Entertainment

'The Venture Bros.' Meets Think Tank, Has a Car Chase

The show's improved animation style and open-minded take on Brock Samson has it feeling fresh in its new season.

The following article contains spoilers.

Last night’s Venture Bros. developed the Monarch as Blue Morpho, and manipulated Brock’s sexuality in an interesting way. Blue Morpho has now become relevant to the Guild, and to Dr. Mrs. The Monarch, who hasn’t yet discovered that the renegade villain killing other villains is actually her husband. What made this comedic setup so engrossing was the show’s use of digital animation, a tool it has improved over the years.

The multi-car chase scene felt more arresting in this episode than it might have been if enacted using the show’s old style, and the reveal that Blue Morpho’s car can actually fly looked just as revolutionary to us as it did to the characters. The Venture Bros. has always demonstrated a mastery of its crowded stage, writing quick dialogue that allows each of its crowd of characters to have agency and individual objectives. Its improved animation will allow the show’s keen eye for detail to extend to complex action sequences, which is what Venture Bros. has been striving for since its beginning.

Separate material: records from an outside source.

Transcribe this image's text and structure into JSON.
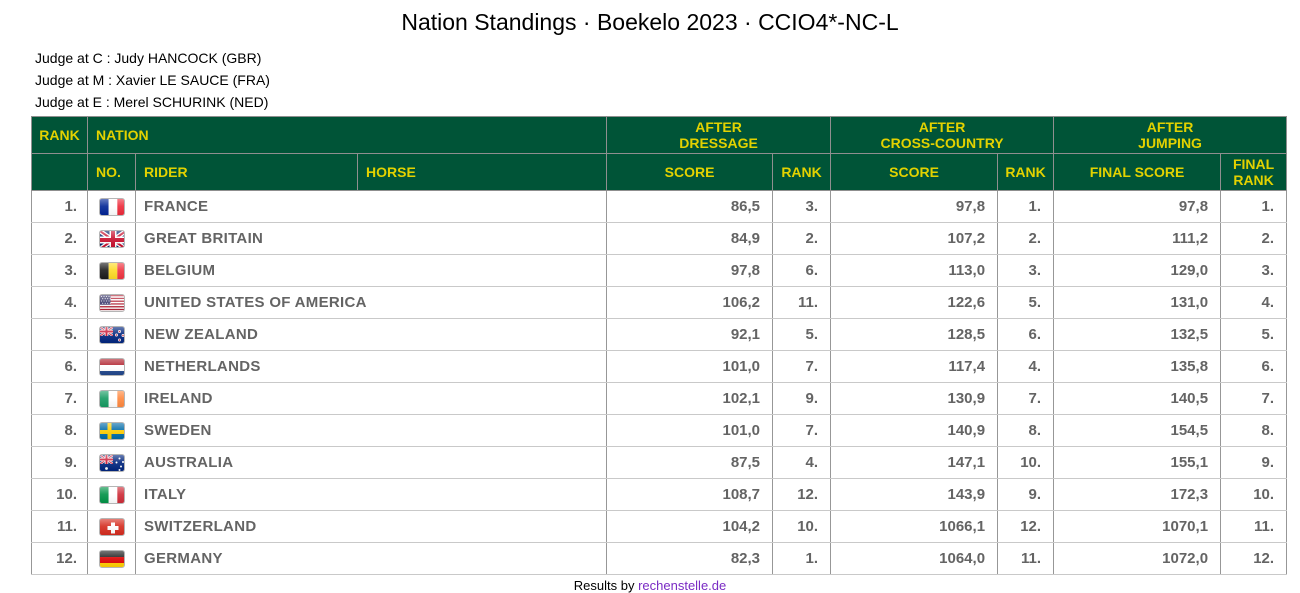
{
  "title": "Nation Standings · Boekelo 2023 · CCIO4*-NC-L",
  "judges": [
    "Judge at C : Judy HANCOCK (GBR)",
    "Judge at M : Xavier LE SAUCE (FRA)",
    "Judge at E : Merel SCHURINK (NED)"
  ],
  "table": {
    "columns": {
      "rank": "RANK",
      "nation": "NATION",
      "no": "NO.",
      "rider": "RIDER",
      "horse": "HORSE",
      "score": "SCORE",
      "rank_sub": "RANK",
      "final_score": "FINAL SCORE",
      "final_rank": [
        "FINAL",
        "RANK"
      ]
    },
    "groups": {
      "dressage": [
        "AFTER",
        "DRESSAGE"
      ],
      "cross_country": [
        "AFTER",
        "CROSS-COUNTRY"
      ],
      "jumping": [
        "AFTER",
        "JUMPING"
      ]
    },
    "rows": [
      {
        "rank": "1.",
        "flag": "fr",
        "nation": "FRANCE",
        "dr_score": "86,5",
        "dr_rank": "3.",
        "xc_score": "97,8",
        "xc_rank": "1.",
        "final_score": "97,8",
        "final_rank": "1."
      },
      {
        "rank": "2.",
        "flag": "gb",
        "nation": "GREAT BRITAIN",
        "dr_score": "84,9",
        "dr_rank": "2.",
        "xc_score": "107,2",
        "xc_rank": "2.",
        "final_score": "111,2",
        "final_rank": "2."
      },
      {
        "rank": "3.",
        "flag": "be",
        "nation": "BELGIUM",
        "dr_score": "97,8",
        "dr_rank": "6.",
        "xc_score": "113,0",
        "xc_rank": "3.",
        "final_score": "129,0",
        "final_rank": "3."
      },
      {
        "rank": "4.",
        "flag": "us",
        "nation": "UNITED STATES OF AMERICA",
        "dr_score": "106,2",
        "dr_rank": "11.",
        "xc_score": "122,6",
        "xc_rank": "5.",
        "final_score": "131,0",
        "final_rank": "4."
      },
      {
        "rank": "5.",
        "flag": "nz",
        "nation": "NEW ZEALAND",
        "dr_score": "92,1",
        "dr_rank": "5.",
        "xc_score": "128,5",
        "xc_rank": "6.",
        "final_score": "132,5",
        "final_rank": "5."
      },
      {
        "rank": "6.",
        "flag": "nl",
        "nation": "NETHERLANDS",
        "dr_score": "101,0",
        "dr_rank": "7.",
        "xc_score": "117,4",
        "xc_rank": "4.",
        "final_score": "135,8",
        "final_rank": "6."
      },
      {
        "rank": "7.",
        "flag": "ie",
        "nation": "IRELAND",
        "dr_score": "102,1",
        "dr_rank": "9.",
        "xc_score": "130,9",
        "xc_rank": "7.",
        "final_score": "140,5",
        "final_rank": "7."
      },
      {
        "rank": "8.",
        "flag": "se",
        "nation": "SWEDEN",
        "dr_score": "101,0",
        "dr_rank": "7.",
        "xc_score": "140,9",
        "xc_rank": "8.",
        "final_score": "154,5",
        "final_rank": "8."
      },
      {
        "rank": "9.",
        "flag": "au",
        "nation": "AUSTRALIA",
        "dr_score": "87,5",
        "dr_rank": "4.",
        "xc_score": "147,1",
        "xc_rank": "10.",
        "final_score": "155,1",
        "final_rank": "9."
      },
      {
        "rank": "10.",
        "flag": "it",
        "nation": "ITALY",
        "dr_score": "108,7",
        "dr_rank": "12.",
        "xc_score": "143,9",
        "xc_rank": "9.",
        "final_score": "172,3",
        "final_rank": "10."
      },
      {
        "rank": "11.",
        "flag": "ch",
        "nation": "SWITZERLAND",
        "dr_score": "104,2",
        "dr_rank": "10.",
        "xc_score": "1066,1",
        "xc_rank": "12.",
        "final_score": "1070,1",
        "final_rank": "11."
      },
      {
        "rank": "12.",
        "flag": "de",
        "nation": "GERMANY",
        "dr_score": "82,3",
        "dr_rank": "1.",
        "xc_score": "1064,0",
        "xc_rank": "11.",
        "final_score": "1072,0",
        "final_rank": "12."
      }
    ]
  },
  "footer": {
    "text": "Results by",
    "link_label": "rechenstelle.de"
  },
  "colors": {
    "header_bg": "#005437",
    "header_text": "#e3d200",
    "link": "#7a2bc4",
    "data_text": "#646464"
  }
}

On the other hand, Brock Samson’s slow development into a subordinate lover for Kate McKinnon’s Wonder Woman spoof “Warriana” doesn’t quite fit the background Venture Bros. has established for Brock, who is probably its most iconic character. Though Brock has certainly been taunted by his attraction to certain women in the past, his romance with Warriana is supposed to put his masculinity up for debate. He asks her if they can not do “butt stuff” tonight, and after she wraps him in her lasso of truth, he exclaims, “I liked it!” Maybe this dalliance with Warriana will end in a complication of Brock’s masculinity, and demonstrate that he can still be the ridiculous, naked assassin soaked in another man’s blood and still be the sub to Warriana’s dom. Or maybe it will just be a running joke that Warriana’s influence has power over him.

Who knew when the show began that the Monarch and Dr. Girlfriend’s marriage was going to become the show’s emotional core? Now that Blue Morpho has gone public, The Monarch stands to lose his wife (again), and that possibility actually has stakes for the viewer. We’ve seen The Monarch and Dr. Girlfriend (through flashbacks during their Guild interrogation) grow as a couple, changing to support each other and compromising. They’re both capable of more emotional maturity and pliability than any of the show’s other characters (save maybe Henchman 21), so their bond being unstable feels like a problem worth solving.

All in all, the show has become slightly more mainstream in its structure — last night’s episode, for instance, had a classic inciting incident in both plot lines. After the plot lines converged for a climax, the episode ended on a cliffhanger — but it hasn’t lost its wit or subversive take on heroism in the process. This is turning out to be a fantastic Venture Bros. season.